Yarış sonrası yedek araçları ile yeniden start aldıkları tespit edilen Regazzoni ve Jacques Laffite diskalifiye edilmişlerdi. Ferrari yarışın başında yaşanan kazadan kendi pilotu sorumlu olmasına rağmen Hunt'ın yeniden startına itiraz etmişti.
Ferrari'nin itirazı Hunt'ın yedek araçla piste çıkmasına değil, kırmızı bayraklar sallanmadan önce yarış dışında kalmış olmasınaydı. İtiraza Ken Tyrrell'in de dahil olması ile FIA konuyu inceleme altına almıştı. Fakat bir süre sonra Tyrrell, Hunt'ın kırmızı bayraklar sallandığı sırada pistte olduğunu kabul ederek itirazını geri çekmişti.
İki hafta sonra Lauda, Nurburgring'deki yarışta kendi kara mizahi değimi ile "Nurburgring barbeküsünü yapmıştı". Lauda'nın yanarak yaralandığı yarışı Hunt kazanınca Lauda 58 puanda kalırken, Hunt 44 puana çıkmıştı. Herkes Lauda'nın yaralanması ile şampiyonun Hunt olacağını düşünmeye başlamıştı, fakat...
Altı hafta sonra Lauda, Monza'daki yarışa kanlar içindeki yaralı suratı ile geri dönmüştü. Politik olaylar da zirvedeydi. Cumartesi antrenmanlarında McLaren'ın benzininde izin verilenden daha fazla oktan olduğu tespit edilmişti. Böylece McLaren'lar gridin en arkasından yarışa başlamaya mahkum edilmişlerdi. Yarışta Hunt puan alamazken, Lauda destansı bir 4.lük elde etmişti.
12 gün sonra inanılmaz bir şekilde FIA, Hunt'ın Brands Hatch galibiyetini elinden alma kararını vermişti. McLaren, Hunt'ın kırmızı bayraklar sonrası kendi kendine pite geldiğini iddia ederken, Ferrari aracın mekanikerler tarafından pite illegal bir şekilde getirildiğini savunmaktaydı.

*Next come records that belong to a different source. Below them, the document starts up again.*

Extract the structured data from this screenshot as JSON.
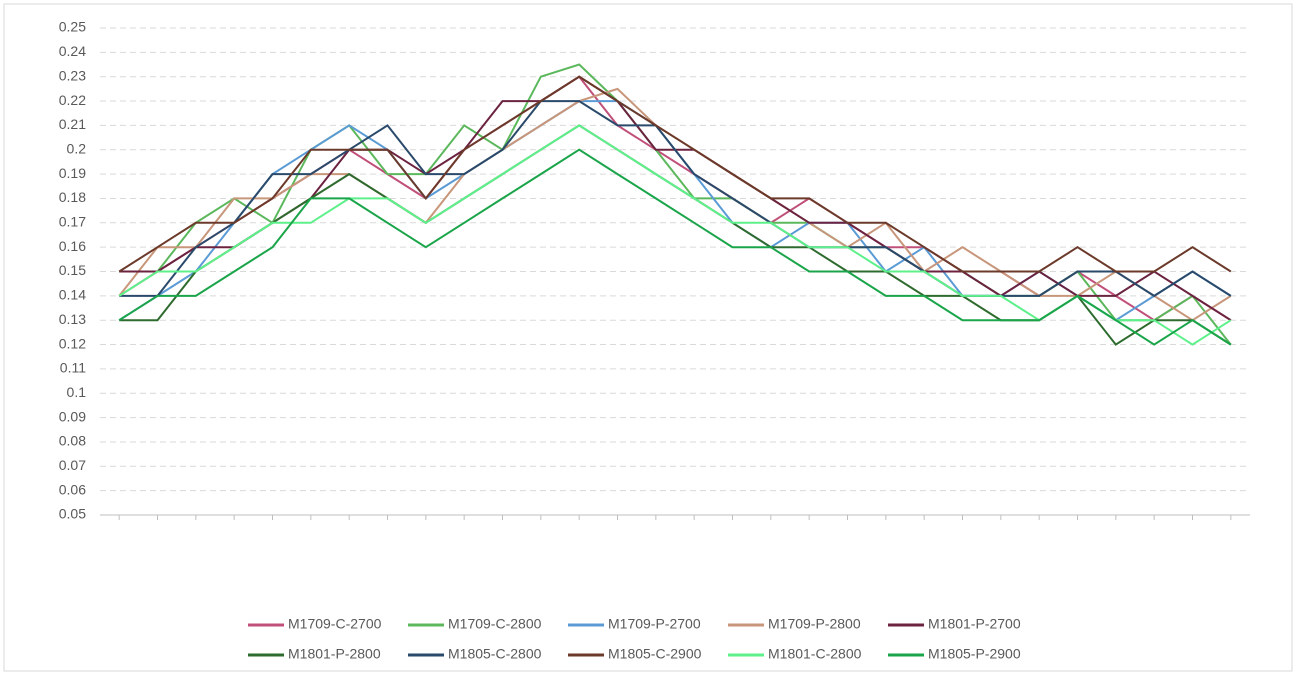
{
  "chart_data": {
    "type": "line",
    "categories": [
      null,
      null,
      null,
      null,
      null,
      null,
      null,
      null,
      null,
      null,
      null,
      null,
      null,
      null,
      null,
      null,
      null,
      null,
      null,
      null,
      null,
      null,
      null,
      null,
      null,
      null,
      null,
      null,
      null,
      null
    ],
    "ylim": [
      0.05,
      0.25
    ],
    "yticks": [
      0.05,
      0.06,
      0.07,
      0.08,
      0.09,
      0.1,
      0.11,
      0.12,
      0.13,
      0.14,
      0.15,
      0.16,
      0.17,
      0.18,
      0.19,
      0.2,
      0.21,
      0.22,
      0.23,
      0.24,
      0.25
    ],
    "grid": true,
    "legend": "bottom",
    "series": [
      {
        "name": "M1709-C-2700",
        "color": "#c0507a",
        "values": [
          0.14,
          0.15,
          0.16,
          0.17,
          0.18,
          0.19,
          0.2,
          0.19,
          0.18,
          0.2,
          0.21,
          0.22,
          0.23,
          0.21,
          0.2,
          0.19,
          0.18,
          0.17,
          0.18,
          0.17,
          0.16,
          0.16,
          0.15,
          0.15,
          0.14,
          0.15,
          0.14,
          0.13,
          0.14,
          0.13
        ]
      },
      {
        "name": "M1709-C-2800",
        "color": "#5cb85c",
        "values": [
          0.15,
          0.15,
          0.17,
          0.18,
          0.17,
          0.2,
          0.21,
          0.19,
          0.19,
          0.21,
          0.2,
          0.23,
          0.235,
          0.22,
          0.2,
          0.18,
          0.18,
          0.17,
          0.17,
          0.16,
          0.16,
          0.15,
          0.15,
          0.14,
          0.14,
          0.15,
          0.13,
          0.13,
          0.14,
          0.12
        ]
      },
      {
        "name": "M1709-P-2700",
        "color": "#5b9bd5",
        "values": [
          0.13,
          0.14,
          0.15,
          0.17,
          0.19,
          0.2,
          0.21,
          0.2,
          0.18,
          0.19,
          0.2,
          0.21,
          0.22,
          0.22,
          0.21,
          0.19,
          0.17,
          0.16,
          0.17,
          0.17,
          0.15,
          0.16,
          0.14,
          0.14,
          0.15,
          0.14,
          0.13,
          0.14,
          0.15,
          0.14
        ]
      },
      {
        "name": "M1709-P-2800",
        "color": "#c8967a",
        "values": [
          0.14,
          0.16,
          0.16,
          0.18,
          0.18,
          0.19,
          0.19,
          0.18,
          0.17,
          0.19,
          0.2,
          0.21,
          0.22,
          0.225,
          0.21,
          0.2,
          0.19,
          0.18,
          0.17,
          0.16,
          0.17,
          0.15,
          0.16,
          0.15,
          0.14,
          0.14,
          0.15,
          0.14,
          0.13,
          0.14
        ]
      },
      {
        "name": "M1801-P-2700",
        "color": "#6b2340",
        "values": [
          0.15,
          0.15,
          0.16,
          0.16,
          0.17,
          0.18,
          0.2,
          0.2,
          0.19,
          0.2,
          0.22,
          0.22,
          0.23,
          0.22,
          0.2,
          0.2,
          0.19,
          0.18,
          0.17,
          0.17,
          0.16,
          0.15,
          0.15,
          0.14,
          0.15,
          0.14,
          0.14,
          0.15,
          0.14,
          0.13
        ]
      },
      {
        "name": "M1801-P-2800",
        "color": "#2e6b2e",
        "values": [
          0.13,
          0.13,
          0.15,
          0.16,
          0.17,
          0.18,
          0.19,
          0.18,
          0.17,
          0.18,
          0.19,
          0.2,
          0.21,
          0.2,
          0.19,
          0.18,
          0.17,
          0.16,
          0.16,
          0.15,
          0.15,
          0.14,
          0.14,
          0.13,
          0.13,
          0.14,
          0.12,
          0.13,
          0.13,
          0.12
        ]
      },
      {
        "name": "M1805-C-2800",
        "color": "#2a4a6b",
        "values": [
          0.14,
          0.14,
          0.16,
          0.17,
          0.19,
          0.19,
          0.2,
          0.21,
          0.19,
          0.19,
          0.2,
          0.22,
          0.22,
          0.21,
          0.21,
          0.19,
          0.18,
          0.17,
          0.16,
          0.16,
          0.16,
          0.15,
          0.14,
          0.14,
          0.14,
          0.15,
          0.15,
          0.14,
          0.15,
          0.14
        ]
      },
      {
        "name": "M1805-C-2900",
        "color": "#6b3a2a",
        "values": [
          0.15,
          0.16,
          0.17,
          0.17,
          0.18,
          0.2,
          0.2,
          0.2,
          0.18,
          0.2,
          0.21,
          0.22,
          0.23,
          0.22,
          0.21,
          0.2,
          0.19,
          0.18,
          0.18,
          0.17,
          0.17,
          0.16,
          0.15,
          0.15,
          0.15,
          0.16,
          0.15,
          0.15,
          0.16,
          0.15
        ]
      },
      {
        "name": "M1801-C-2800",
        "color": "#5ef08a",
        "values": [
          0.14,
          0.15,
          0.15,
          0.16,
          0.17,
          0.17,
          0.18,
          0.18,
          0.17,
          0.18,
          0.19,
          0.2,
          0.21,
          0.2,
          0.19,
          0.18,
          0.17,
          0.17,
          0.16,
          0.16,
          0.15,
          0.15,
          0.14,
          0.14,
          0.13,
          0.14,
          0.13,
          0.13,
          0.12,
          0.13
        ]
      },
      {
        "name": "M1805-P-2900",
        "color": "#1aa54a",
        "values": [
          0.13,
          0.14,
          0.14,
          0.15,
          0.16,
          0.18,
          0.18,
          0.17,
          0.16,
          0.17,
          0.18,
          0.19,
          0.2,
          0.19,
          0.18,
          0.17,
          0.16,
          0.16,
          0.15,
          0.15,
          0.14,
          0.14,
          0.13,
          0.13,
          0.13,
          0.14,
          0.13,
          0.12,
          0.13,
          0.12
        ]
      }
    ]
  }
}
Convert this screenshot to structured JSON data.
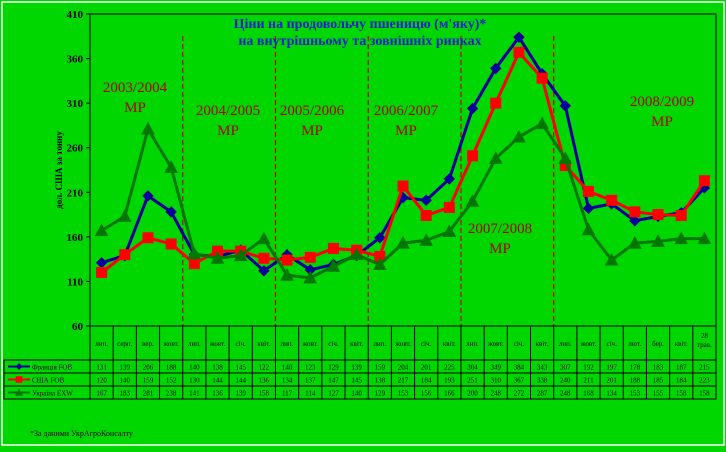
{
  "chart_data": {
    "type": "line",
    "title": [
      "Ціни на продовольчу пшеницю (м'яку)*",
      "на внутрішньому та зовнішніх ринках"
    ],
    "ylabel": "дол. США за тонну",
    "ylim": [
      60,
      410
    ],
    "yticks": [
      60,
      110,
      160,
      210,
      260,
      310,
      360,
      410
    ],
    "grid": false,
    "legend_placement": "data-table-left",
    "footnote": "*За даними УкрАгроКонсалту",
    "categories": [
      "лип.",
      "серп.",
      "вер.",
      "жовт.",
      "лип.",
      "жовт.",
      "січ.",
      "квіт.",
      "лип.",
      "жовт.",
      "січ.",
      "квіт.",
      "лип.",
      "жовт.",
      "січ.",
      "квіт.",
      "лип.",
      "жовт.",
      "січ.",
      "квіт.",
      "лип.",
      "жовт.",
      "січ.",
      "лют.",
      "бер.",
      "квіт.",
      "28 трав."
    ],
    "series": [
      {
        "name": "Франція FOB",
        "color": "#000099",
        "marker": "diamond",
        "values": [
          131,
          139,
          206,
          188,
          140,
          138,
          145,
          122,
          140,
          123,
          129,
          139,
          159,
          204,
          201,
          225,
          304,
          349,
          384,
          343,
          307,
          192,
          197,
          178,
          183,
          187,
          215
        ]
      },
      {
        "name": "США FOB",
        "color": "#ff0000",
        "marker": "square",
        "values": [
          120,
          140,
          159,
          152,
          130,
          144,
          144,
          136,
          134,
          137,
          147,
          145,
          138,
          217,
          184,
          193,
          251,
          310,
          367,
          338,
          240,
          211,
          201,
          188,
          185,
          184,
          223
        ]
      },
      {
        "name": "Україна EXW",
        "color": "#007700",
        "marker": "triangle",
        "values": [
          167,
          183,
          281,
          238,
          141,
          136,
          139,
          158,
          117,
          114,
          127,
          140,
          129,
          153,
          156,
          166,
          200,
          248,
          272,
          287,
          248,
          168,
          134,
          153,
          155,
          158,
          158
        ]
      }
    ],
    "season_labels": [
      {
        "text": [
          "2003/2004",
          "МР"
        ],
        "color": "#b00000"
      },
      {
        "text": [
          "2004/2005",
          "МР"
        ],
        "color": "#b00000"
      },
      {
        "text": [
          "2005/2006",
          "МР"
        ],
        "color": "#b00000"
      },
      {
        "text": [
          "2006/2007",
          "МР"
        ],
        "color": "#b00000"
      },
      {
        "text": [
          "2007/2008",
          "МР"
        ],
        "color": "#b00000"
      },
      {
        "text": [
          "2008/2009",
          "МР"
        ],
        "color": "#b00000"
      }
    ],
    "season_boundaries_after_index": [
      3,
      7,
      11,
      15,
      19
    ]
  }
}
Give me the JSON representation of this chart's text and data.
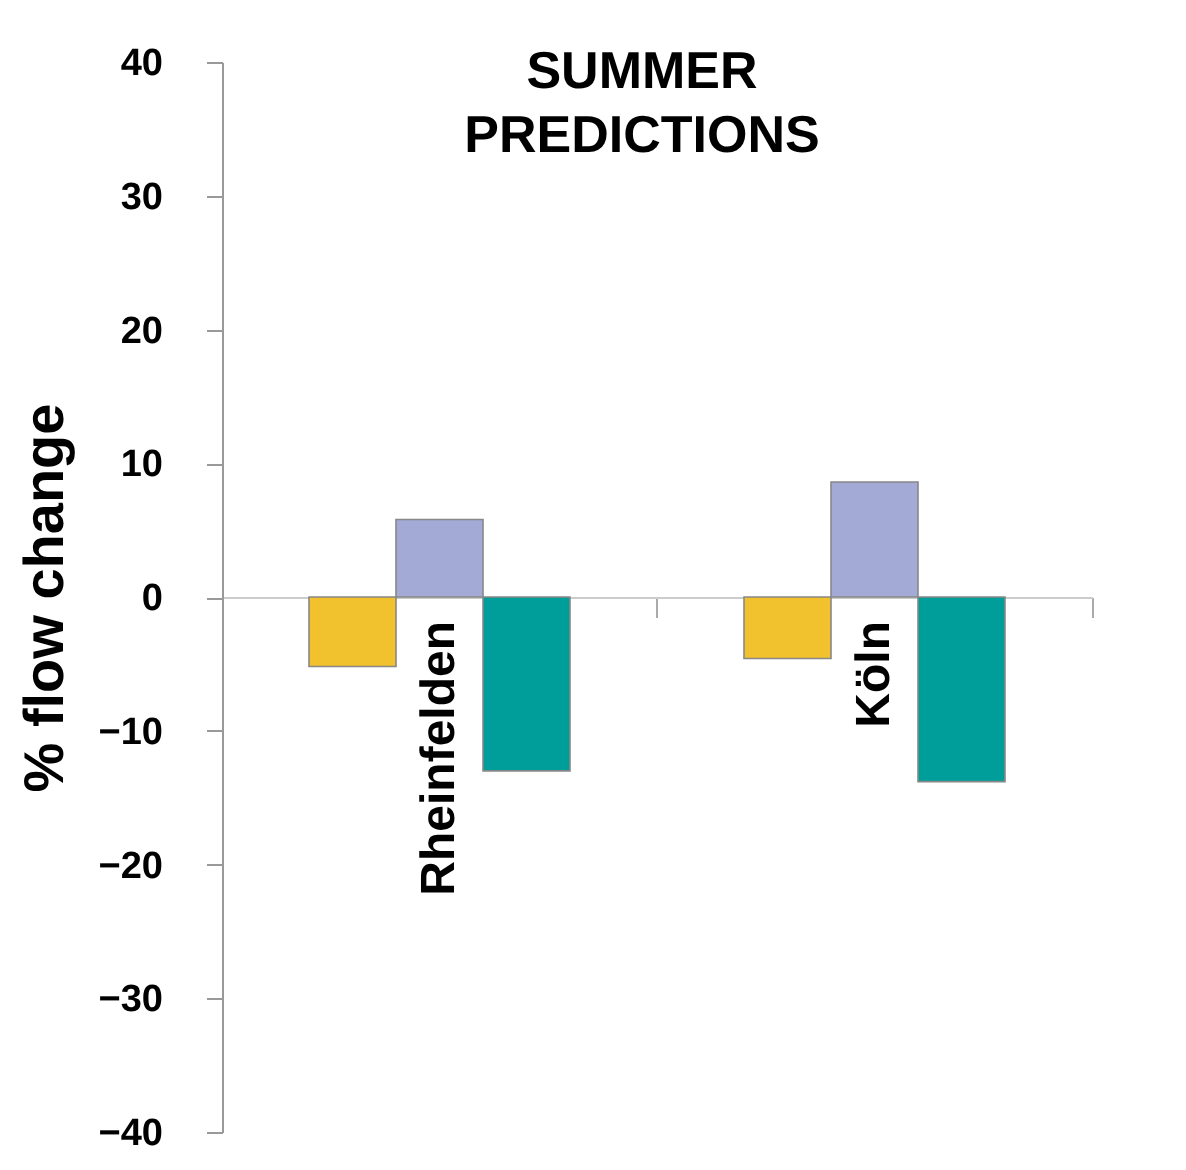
{
  "chart_data": {
    "type": "bar",
    "title": "SUMMER\nPREDICTIONS",
    "ylabel": "% flow change",
    "categories": [
      "Rheinfelden",
      "Köln"
    ],
    "series": [
      {
        "color": "#f2c12e",
        "values": [
          -5.2,
          -4.6
        ]
      },
      {
        "color": "#a3aad6",
        "values": [
          5.8,
          8.6
        ]
      },
      {
        "color": "#009e9a",
        "values": [
          -13,
          -13.8
        ]
      }
    ],
    "ylim": [
      -40,
      40
    ],
    "yticks": [
      -40,
      -30,
      -20,
      -10,
      0,
      10,
      20,
      30,
      40
    ],
    "grid": false,
    "legend": false
  }
}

İspanya'da Hunt'ın galibiyetini geri vermekle hata yapıldığını düşünen FIA, aldığı bu kararla durumu dengeliyordu kendince. Sporda iki yanlış bir doğru yapmadığı için, pist üzerinde gayet keyifli bir mücadele yaşanıyor olmasına rağmen, şampiyonluk savaşı çok saçma bir hal almıştı.
Bitime üç yarış kala, Lauda 17 puan farkla liderdi. Basına verdiği demeçlerde Hunt'ın diskalifiyesi hakkında "oldukça mutlu oldum" diyen Lauda, kapalı kapılar ardında Hunt'a çok üzgün olduğunu söylemişti.
Bu sırada Teddy Mayer yaşananlardan iğrendiğini ifade etmişti. Ona göre şampiyona lekelenmişti ve Ferrari bundan gayet memnundu. Mayer, Fuji sonrası da aynı görüşte miydi bilinmez tabi...
Takım patronları, pilotlar vs.. bir kenara, peki ya Ross Brawn'ın dikkat çektiği seyiciler? Lauda'yı tutanlar için pek bir sorun olmamıştır elbette! Ayrıca F1'in izlenme oranları da tarihinin en yüksek seviyesine çıkmıştı.
O zamanlar bir itirazda bulunmak oldukça ucuzdu. Masa üstünde 50 paund işi görüyordu. Bugün bu rakam binlerce Avro seviyesinde. Acaba Perşembe ya da Pazar akşamları Çin'de neler yaşanacak? Umarım Ross Brawn'ın rakipleri, geçmişte yaşanan bu gibi olayları dikkate alarak ve sağ duyulu davranarak bize yarış sonrası değişen sonuçlar sunmazlar!